Se si straccia il patto a pagare saremo noi

La concessione ad Autostrade si può revocare, ma i governanti-per-caso dovrebbero chiarire al popolo-bue a che prezzo e chi pagherà. Premesso che una tragedia come quella del ponte debba avere delle conseguenze altrettanto forti, a carico dei responsabili, cerchiamo di capire chi pagherebbe se la conseguenza fosse la revoca. Non i Benetton, che hanno portato a casa profitti dopo le tasse a due cifre, non i top manager che avrebbero lesinato su controlli e manutenzione, non i burocrati del ministero e di altri enti, che avrebbero sorvolato sui controlli. I condizionali sono d'obbligo in uno Stato di diritto, dove le responsabilità le sentenziano i tribunali, non i demagoghi a cui presunti giornalisti danno voce. Così, il cerino resta a noi cittadini.

Innanzitutto, la revoca di un contratto di concessione porta con sé un risarcimento a carico dello Stato, pare 23 miliardi, oltre un punto e mezzo di PIL. Poiché lo Stato come si sa non ha soldi, ma gestisce solo quelli dei contribuenti, ecco che il conto arriva direttamente a noi. Non che ciò sia d'ostacolo per i governanti-per-caso e per il popolo bue, visto che entrambi sembrano credere alla favola che i soldi crescano dentro le rotative della zecca e che i debiti non vadano rimborsati. Del resto, è stata il viceministro all'economia, quella del questo-lo-dice-lei, a scrivere che la soluzione sarebbe il «debito perpetuo, titoli emessi senza scadenza e a tasso zero».

Dopo noi contribuenti, tocca ancora a noi l'altro conticino della revoca: il funzionamento dell'infrastruttura autostradale. La rete è il sistema nervoso dell'economia, per le merci e per le persone, e se funziona poco e male ci perdiamo tutti. Dunque la domanda è: dopo che la concessione sarà stata revocata a Autostrade, a chi verrà affidata? Chi ha le competenze e l'esperienza per gestire un'arteria strategica per la vita stessa della nazione? Si parla di Anas, che potrebbe gestire le strutture, intese come viadotti, strade e ponti, ma che già su quelle di sua competenza non gestisce il servizio che scorre sull'asfalto. Aperture, chiusure, caselli, pedaggi, informazioni sono altra cosa. Semplificando, Anas interviene sulle strade quando non ci passa nessuno, mentre Autostrade ci gestisce il traffico. Ma non finisce mica qui. Senza la concessione, Autostrade sarebbe svuotata dell'attività e sorgerebbe il problema dei 6/7mila dipendenti. Meglio allora un piano B, di ispirazione popolar-comunista: entrare con capitali pubblici in Autostrade, riducendo la quota di Atlantia/Benetton sotto il 50%. Autostrade conserverebbe la concessione per gestire la rete, mentre Benetton e soci porterebbero a casa un bel gruzzolo e avrebbero come socio lo Stato, che tornerebbe a fare ciò che sa fare bene: gestire le imprese e in particolare i trasporti, Alitalia docet. Ma, se il ministero non è stato in grado di controllare l'operato di un concessionario privato, quali garanzie avremmo che controllerebbe quello pubblico, visto che entrambi rispondono alla medesima politica?
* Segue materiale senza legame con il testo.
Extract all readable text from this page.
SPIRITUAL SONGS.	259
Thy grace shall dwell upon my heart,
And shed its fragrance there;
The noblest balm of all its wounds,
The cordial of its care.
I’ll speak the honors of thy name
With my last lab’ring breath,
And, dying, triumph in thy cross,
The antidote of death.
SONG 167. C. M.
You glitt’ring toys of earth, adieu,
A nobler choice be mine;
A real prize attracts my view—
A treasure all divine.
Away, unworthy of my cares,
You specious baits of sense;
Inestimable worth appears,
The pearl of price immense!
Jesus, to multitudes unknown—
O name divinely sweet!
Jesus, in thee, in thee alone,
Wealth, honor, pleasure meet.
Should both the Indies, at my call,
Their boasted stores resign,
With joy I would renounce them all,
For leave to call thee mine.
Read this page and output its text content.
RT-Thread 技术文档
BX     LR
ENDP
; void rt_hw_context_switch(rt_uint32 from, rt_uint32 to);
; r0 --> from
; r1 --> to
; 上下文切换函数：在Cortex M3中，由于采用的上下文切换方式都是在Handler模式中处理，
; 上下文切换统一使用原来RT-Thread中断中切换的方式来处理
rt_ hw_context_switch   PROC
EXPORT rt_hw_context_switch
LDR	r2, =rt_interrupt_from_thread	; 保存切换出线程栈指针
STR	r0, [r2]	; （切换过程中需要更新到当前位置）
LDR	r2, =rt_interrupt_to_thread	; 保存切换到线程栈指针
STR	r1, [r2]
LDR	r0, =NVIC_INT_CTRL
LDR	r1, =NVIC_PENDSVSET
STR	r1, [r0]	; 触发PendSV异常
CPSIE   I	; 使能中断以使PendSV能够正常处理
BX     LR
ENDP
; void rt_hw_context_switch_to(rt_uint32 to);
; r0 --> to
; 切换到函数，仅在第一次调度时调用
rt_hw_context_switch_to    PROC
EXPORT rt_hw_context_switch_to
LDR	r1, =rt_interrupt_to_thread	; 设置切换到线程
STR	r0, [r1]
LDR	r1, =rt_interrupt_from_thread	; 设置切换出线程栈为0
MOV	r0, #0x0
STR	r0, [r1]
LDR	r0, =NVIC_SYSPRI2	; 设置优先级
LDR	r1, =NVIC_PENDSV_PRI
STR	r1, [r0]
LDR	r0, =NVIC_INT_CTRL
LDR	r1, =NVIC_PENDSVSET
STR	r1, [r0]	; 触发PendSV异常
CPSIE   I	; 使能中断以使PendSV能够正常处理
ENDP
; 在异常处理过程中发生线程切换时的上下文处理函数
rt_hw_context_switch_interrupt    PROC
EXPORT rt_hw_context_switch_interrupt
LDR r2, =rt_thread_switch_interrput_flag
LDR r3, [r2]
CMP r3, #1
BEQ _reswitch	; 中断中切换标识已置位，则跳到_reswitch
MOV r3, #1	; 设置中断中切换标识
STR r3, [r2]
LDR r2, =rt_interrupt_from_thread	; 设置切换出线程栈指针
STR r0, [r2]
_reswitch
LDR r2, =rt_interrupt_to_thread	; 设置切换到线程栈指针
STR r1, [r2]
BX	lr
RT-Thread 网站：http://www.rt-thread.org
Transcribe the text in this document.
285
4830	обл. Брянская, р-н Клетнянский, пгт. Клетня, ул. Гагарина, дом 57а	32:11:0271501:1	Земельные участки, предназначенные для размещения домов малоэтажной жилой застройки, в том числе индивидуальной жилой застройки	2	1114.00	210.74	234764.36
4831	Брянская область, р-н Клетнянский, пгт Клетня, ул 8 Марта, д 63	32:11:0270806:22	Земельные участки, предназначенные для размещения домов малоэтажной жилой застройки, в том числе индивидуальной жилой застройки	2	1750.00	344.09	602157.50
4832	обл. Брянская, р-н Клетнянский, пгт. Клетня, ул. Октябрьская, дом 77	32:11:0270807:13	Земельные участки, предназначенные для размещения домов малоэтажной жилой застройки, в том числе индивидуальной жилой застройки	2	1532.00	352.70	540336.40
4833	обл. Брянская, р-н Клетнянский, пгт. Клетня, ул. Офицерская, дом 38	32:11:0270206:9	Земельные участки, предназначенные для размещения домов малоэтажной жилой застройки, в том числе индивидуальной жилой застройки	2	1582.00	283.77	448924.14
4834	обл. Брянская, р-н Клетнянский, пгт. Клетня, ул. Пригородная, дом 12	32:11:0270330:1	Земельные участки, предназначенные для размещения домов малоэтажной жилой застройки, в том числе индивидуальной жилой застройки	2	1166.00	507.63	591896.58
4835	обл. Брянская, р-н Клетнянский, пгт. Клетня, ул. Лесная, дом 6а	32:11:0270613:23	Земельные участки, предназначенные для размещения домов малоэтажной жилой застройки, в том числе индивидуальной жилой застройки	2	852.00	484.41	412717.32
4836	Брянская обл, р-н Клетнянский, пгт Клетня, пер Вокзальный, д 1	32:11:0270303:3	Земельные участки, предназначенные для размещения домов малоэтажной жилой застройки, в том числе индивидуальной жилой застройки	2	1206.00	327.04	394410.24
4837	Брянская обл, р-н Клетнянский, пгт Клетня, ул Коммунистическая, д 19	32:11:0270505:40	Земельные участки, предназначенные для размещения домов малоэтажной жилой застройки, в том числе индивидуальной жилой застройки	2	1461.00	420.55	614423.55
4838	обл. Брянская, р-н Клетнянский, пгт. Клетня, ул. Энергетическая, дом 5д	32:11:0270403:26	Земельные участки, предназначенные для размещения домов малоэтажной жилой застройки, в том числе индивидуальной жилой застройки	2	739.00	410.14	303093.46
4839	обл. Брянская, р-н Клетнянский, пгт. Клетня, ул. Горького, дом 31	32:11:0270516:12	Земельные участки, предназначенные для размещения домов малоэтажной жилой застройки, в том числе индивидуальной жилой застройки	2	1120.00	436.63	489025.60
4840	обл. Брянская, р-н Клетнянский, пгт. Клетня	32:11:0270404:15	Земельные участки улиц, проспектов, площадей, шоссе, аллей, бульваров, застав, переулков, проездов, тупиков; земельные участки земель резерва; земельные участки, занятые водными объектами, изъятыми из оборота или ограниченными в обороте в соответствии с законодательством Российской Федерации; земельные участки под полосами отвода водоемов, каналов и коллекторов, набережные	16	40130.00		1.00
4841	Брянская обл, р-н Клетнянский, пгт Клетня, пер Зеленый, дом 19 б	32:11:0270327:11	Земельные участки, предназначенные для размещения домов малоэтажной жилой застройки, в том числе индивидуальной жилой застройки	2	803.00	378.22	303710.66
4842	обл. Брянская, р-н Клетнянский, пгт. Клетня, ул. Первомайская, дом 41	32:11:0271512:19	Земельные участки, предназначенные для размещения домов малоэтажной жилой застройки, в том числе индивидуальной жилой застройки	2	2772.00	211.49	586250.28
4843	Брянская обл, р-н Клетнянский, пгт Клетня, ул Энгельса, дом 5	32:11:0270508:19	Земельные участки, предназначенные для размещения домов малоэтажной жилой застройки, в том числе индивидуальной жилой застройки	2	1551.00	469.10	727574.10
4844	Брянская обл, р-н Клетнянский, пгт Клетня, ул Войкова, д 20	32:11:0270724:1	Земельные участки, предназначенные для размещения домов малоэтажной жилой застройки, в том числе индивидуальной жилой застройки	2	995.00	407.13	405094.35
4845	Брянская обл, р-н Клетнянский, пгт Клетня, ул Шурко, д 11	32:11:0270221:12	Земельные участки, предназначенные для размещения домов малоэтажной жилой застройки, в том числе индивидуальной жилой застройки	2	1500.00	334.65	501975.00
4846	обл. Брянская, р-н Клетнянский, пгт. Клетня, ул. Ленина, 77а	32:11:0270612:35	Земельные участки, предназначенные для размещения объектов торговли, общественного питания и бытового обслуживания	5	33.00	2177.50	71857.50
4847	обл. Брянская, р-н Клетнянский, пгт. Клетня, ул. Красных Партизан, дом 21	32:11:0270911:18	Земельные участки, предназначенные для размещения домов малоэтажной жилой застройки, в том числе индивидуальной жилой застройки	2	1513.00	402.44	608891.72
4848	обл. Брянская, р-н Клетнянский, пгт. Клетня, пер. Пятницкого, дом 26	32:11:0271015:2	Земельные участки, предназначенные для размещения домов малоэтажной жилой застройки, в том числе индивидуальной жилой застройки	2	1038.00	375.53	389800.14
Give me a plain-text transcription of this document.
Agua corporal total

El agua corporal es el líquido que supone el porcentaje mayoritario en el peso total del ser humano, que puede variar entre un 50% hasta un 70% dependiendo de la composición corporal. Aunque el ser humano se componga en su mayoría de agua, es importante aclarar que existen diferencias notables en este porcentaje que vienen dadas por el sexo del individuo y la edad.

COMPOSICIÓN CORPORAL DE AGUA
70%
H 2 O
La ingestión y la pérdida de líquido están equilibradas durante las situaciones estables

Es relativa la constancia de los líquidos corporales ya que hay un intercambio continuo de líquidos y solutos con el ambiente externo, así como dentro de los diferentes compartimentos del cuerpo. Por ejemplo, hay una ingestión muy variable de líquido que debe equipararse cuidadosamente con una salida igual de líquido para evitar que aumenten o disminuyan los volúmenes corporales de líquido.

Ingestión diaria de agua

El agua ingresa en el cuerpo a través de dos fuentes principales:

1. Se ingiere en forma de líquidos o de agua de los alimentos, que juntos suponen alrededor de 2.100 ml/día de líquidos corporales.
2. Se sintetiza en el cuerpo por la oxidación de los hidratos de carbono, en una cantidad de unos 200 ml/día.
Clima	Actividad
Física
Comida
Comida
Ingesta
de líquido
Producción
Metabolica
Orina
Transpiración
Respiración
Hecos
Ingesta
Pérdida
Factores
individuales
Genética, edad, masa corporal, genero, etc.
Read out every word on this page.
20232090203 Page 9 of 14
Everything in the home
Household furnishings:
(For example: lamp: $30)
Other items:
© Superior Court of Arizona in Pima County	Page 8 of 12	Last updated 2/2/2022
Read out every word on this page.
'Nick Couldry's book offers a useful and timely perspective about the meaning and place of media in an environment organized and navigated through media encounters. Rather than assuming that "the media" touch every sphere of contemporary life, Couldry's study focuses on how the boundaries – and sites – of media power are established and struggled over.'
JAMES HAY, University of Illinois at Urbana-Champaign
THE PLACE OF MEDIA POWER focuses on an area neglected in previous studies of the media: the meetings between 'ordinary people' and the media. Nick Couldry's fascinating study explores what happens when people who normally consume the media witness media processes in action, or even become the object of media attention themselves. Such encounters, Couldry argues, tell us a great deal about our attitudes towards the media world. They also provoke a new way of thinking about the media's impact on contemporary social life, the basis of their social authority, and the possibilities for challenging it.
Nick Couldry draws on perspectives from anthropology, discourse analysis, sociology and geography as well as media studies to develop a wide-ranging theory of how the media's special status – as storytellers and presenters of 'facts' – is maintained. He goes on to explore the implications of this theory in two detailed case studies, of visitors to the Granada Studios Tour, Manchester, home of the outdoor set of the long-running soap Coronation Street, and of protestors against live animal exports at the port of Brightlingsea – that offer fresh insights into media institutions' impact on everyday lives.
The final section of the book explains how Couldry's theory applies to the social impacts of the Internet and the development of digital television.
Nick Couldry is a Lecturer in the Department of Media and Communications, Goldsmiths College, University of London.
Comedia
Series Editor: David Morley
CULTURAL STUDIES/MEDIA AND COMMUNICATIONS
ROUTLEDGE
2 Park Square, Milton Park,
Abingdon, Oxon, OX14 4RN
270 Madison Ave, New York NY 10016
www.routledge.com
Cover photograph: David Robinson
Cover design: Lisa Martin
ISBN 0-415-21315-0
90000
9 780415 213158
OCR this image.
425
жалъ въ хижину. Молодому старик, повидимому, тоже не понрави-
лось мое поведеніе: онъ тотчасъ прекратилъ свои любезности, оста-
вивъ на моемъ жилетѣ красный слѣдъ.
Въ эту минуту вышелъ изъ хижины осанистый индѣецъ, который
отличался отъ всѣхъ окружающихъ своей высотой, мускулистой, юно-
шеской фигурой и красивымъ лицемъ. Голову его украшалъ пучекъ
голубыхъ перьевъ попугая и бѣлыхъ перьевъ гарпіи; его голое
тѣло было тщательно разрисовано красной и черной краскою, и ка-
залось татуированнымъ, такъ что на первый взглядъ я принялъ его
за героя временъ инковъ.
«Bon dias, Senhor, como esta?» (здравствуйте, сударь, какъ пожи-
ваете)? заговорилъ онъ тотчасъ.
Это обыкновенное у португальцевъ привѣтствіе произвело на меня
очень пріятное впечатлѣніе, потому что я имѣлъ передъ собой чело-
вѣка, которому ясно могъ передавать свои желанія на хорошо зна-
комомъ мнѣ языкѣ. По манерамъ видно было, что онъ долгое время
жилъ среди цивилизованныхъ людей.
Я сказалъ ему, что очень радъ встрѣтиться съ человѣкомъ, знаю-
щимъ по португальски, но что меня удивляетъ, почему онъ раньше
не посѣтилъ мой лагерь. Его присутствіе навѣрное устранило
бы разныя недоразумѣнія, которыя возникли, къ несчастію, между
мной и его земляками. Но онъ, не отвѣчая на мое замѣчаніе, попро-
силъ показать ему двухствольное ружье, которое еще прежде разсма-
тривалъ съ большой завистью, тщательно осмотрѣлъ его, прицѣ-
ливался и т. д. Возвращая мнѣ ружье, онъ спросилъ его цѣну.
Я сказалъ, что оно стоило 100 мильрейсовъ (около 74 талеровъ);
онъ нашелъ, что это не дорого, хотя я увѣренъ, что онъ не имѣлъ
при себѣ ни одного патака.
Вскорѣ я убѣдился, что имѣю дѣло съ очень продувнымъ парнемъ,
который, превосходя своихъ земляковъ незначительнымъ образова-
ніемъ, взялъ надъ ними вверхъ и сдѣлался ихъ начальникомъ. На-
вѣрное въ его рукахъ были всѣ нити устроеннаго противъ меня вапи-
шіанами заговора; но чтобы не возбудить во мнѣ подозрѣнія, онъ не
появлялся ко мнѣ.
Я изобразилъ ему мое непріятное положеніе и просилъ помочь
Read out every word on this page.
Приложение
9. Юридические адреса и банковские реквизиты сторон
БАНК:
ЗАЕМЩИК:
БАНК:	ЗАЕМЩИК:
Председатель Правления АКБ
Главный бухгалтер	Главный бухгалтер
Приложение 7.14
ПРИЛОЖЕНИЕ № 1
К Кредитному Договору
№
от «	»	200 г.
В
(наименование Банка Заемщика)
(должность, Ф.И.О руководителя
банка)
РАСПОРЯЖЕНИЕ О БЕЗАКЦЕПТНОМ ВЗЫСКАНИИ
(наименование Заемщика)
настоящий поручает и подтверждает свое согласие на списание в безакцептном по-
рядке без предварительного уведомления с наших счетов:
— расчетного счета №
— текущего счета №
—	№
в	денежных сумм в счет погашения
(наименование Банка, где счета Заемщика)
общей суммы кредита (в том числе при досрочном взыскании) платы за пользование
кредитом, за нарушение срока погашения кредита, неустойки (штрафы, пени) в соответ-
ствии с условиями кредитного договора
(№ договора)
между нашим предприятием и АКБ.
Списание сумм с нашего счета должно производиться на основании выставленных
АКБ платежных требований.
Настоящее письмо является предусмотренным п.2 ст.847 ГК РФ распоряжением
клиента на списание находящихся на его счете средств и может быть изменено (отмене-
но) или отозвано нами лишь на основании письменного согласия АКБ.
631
In un Paese liberale, la magistratura dovrebbe punire, con sentenze severe, veloci e certe, tutti i responsabili della tragedia, chi doveva fare e chi doveva controllare; il governo dovrebbe lasciare l'esercizio della rete al migliore operatore su piazza, nell'interesse socioeconomico di un traffico fluido e sicuro, ma controllando che la manutenzione venga fatta nei modi e nei tempi. La politica deve portare soluzioni, non dare sfogo alla rabbia.

Per quello ci sono i gladiatori nel circo.